Note: You can find the charts/graphs for the Local Lowdown at the end of this section.


Is the market balancing? Tentatively, maybe!

The median single-family home and condo prices in the Greater Bay Area continued to decline from their peaks reached earlier this year. These movements are within the bounds of normal price variability, but after large price gains, it feels like any downward movement signals a market correction. As mentioned in the Big Story, prices tend to stagnate in the summer and fall months when inventory is at its highest, so we aren’t ringing the alarm bells quite yet. Homes over the past five years have become less affordable, yet demand boomed. With 30-year mortgage rates potentially settling around 5%, fewer potential buyers will participate in the market than they did last year when mortgage rates were at all-time lows.
Supply is still historically low, which will protect prices from experiencing a major downturn. Prices will likely follow a similar trend as last year, holding relatively steady through the summer and fall months. If you’re following home prices closely, as we tend to do, you don’t need to worry about losing equity in your home, or softening demand, or even an official recession — so long as it doesn’t affect your job. The housing market remains strong in the Greater Bay Area.


Sales slowdown

July saw housing inventory rise in the North Bay and East Bay, but decline in Silicon Valley and San Francisco. Inventory tends to peak in the summer months, which appears to be the case this year. We entered 2022 with the lowest inventory in history, but the number of homes for sale has risen considerably since December 2021 in each Bay region except for San Francisco. Although the supply of homes is still far from pre-pandemic levels, we’ve been pleased to see that inventory at least increased in the first half of the year.
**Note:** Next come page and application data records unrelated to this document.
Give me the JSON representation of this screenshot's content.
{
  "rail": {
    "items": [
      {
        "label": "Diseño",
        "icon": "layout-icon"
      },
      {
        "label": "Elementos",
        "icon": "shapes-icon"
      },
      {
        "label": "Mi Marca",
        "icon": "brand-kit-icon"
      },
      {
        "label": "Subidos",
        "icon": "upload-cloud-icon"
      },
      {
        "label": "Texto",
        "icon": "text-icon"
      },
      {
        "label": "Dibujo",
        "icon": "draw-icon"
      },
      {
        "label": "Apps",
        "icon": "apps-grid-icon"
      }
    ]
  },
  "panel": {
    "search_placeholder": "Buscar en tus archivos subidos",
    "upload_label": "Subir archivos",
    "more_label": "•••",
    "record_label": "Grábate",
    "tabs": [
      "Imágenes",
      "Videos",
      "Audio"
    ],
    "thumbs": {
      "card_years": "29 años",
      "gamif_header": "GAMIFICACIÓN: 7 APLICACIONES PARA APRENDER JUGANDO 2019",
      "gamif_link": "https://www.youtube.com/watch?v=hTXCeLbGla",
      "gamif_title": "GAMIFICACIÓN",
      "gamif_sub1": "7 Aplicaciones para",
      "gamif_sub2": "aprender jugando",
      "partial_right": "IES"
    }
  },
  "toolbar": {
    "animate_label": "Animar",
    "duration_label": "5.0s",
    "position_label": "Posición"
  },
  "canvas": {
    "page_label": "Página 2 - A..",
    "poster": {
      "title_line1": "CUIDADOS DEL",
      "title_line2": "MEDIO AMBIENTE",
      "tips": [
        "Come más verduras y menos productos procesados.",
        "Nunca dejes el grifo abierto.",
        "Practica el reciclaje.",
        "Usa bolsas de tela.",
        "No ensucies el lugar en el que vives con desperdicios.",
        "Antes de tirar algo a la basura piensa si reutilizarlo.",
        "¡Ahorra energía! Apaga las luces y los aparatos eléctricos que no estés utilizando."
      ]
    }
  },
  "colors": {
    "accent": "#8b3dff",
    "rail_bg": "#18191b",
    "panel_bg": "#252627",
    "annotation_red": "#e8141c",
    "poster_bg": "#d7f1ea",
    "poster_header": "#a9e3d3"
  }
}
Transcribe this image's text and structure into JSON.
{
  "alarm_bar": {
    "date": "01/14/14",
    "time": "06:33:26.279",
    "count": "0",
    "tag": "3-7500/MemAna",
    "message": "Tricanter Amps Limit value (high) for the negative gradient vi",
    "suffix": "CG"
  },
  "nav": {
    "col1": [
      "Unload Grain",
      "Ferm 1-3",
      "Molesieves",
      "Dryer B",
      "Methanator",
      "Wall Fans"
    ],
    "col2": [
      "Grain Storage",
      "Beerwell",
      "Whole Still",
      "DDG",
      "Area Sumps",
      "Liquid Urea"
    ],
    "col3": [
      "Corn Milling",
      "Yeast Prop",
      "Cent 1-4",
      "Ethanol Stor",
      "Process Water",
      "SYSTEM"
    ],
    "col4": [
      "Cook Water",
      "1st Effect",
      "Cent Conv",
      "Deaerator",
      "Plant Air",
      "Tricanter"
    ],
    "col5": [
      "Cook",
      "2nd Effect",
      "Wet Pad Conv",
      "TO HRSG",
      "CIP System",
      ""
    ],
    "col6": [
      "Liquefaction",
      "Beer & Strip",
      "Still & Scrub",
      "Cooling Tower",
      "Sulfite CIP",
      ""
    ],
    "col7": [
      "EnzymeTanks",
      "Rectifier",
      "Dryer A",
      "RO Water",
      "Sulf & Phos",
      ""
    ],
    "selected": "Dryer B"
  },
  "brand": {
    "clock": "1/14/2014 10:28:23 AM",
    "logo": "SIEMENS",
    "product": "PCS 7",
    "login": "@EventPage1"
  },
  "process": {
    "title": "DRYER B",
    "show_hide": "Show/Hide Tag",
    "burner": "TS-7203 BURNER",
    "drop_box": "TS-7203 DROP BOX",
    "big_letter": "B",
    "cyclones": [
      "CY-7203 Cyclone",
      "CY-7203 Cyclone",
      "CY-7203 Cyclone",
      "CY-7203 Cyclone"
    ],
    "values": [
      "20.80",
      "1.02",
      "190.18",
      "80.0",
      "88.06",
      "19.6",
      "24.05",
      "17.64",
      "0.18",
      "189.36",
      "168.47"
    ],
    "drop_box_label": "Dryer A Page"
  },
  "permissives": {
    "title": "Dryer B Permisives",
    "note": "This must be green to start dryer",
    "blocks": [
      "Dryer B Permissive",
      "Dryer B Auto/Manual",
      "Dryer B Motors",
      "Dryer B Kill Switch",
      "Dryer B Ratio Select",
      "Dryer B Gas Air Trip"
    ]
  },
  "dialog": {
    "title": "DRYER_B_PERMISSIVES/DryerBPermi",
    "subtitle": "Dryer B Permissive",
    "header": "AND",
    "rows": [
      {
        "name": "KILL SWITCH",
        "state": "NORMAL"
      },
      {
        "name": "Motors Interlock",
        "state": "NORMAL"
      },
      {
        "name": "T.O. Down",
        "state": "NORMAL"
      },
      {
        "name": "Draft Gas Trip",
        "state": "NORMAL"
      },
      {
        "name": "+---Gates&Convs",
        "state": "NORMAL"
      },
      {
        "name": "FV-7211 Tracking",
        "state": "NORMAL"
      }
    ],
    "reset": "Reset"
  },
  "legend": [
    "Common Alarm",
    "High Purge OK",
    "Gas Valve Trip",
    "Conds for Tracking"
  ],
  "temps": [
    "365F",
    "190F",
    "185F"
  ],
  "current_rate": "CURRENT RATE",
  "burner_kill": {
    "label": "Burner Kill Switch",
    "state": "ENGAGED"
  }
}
With the substantial drop in sales and new listings from June to July 2022, the peak inventory levels for 2022 will likely be the lowest on record.
The steep decline in sales indicates that demand is softening. We aren’t saying that demand is low, but it’s trending closer to balanced between buyers and sellers than we’ve seen in years.


Months of Supply Inventory inches toward a more balanced market

Months of Supply Inventory (MSI) quantifies the supply/demand relationship by measuring how many months it would take for all current homes listed on the market to sell at the current rate of sales. The long-term average MSI is around three months in California, which indicates a balanced market. An MSI lower than three indicates that there are more buyers than sellers on the market (meaning it’s a sellers’ market), while a higher MSI indicates there are more sellers than buyers (meaning it’s a buyers’ market). Notably, single-family home MSI has climbed higher over the past four months with the exception of San Francisco, but remains well below three months of supply, indicating that the Greater Bay Area is still experiencing a sellers’ market.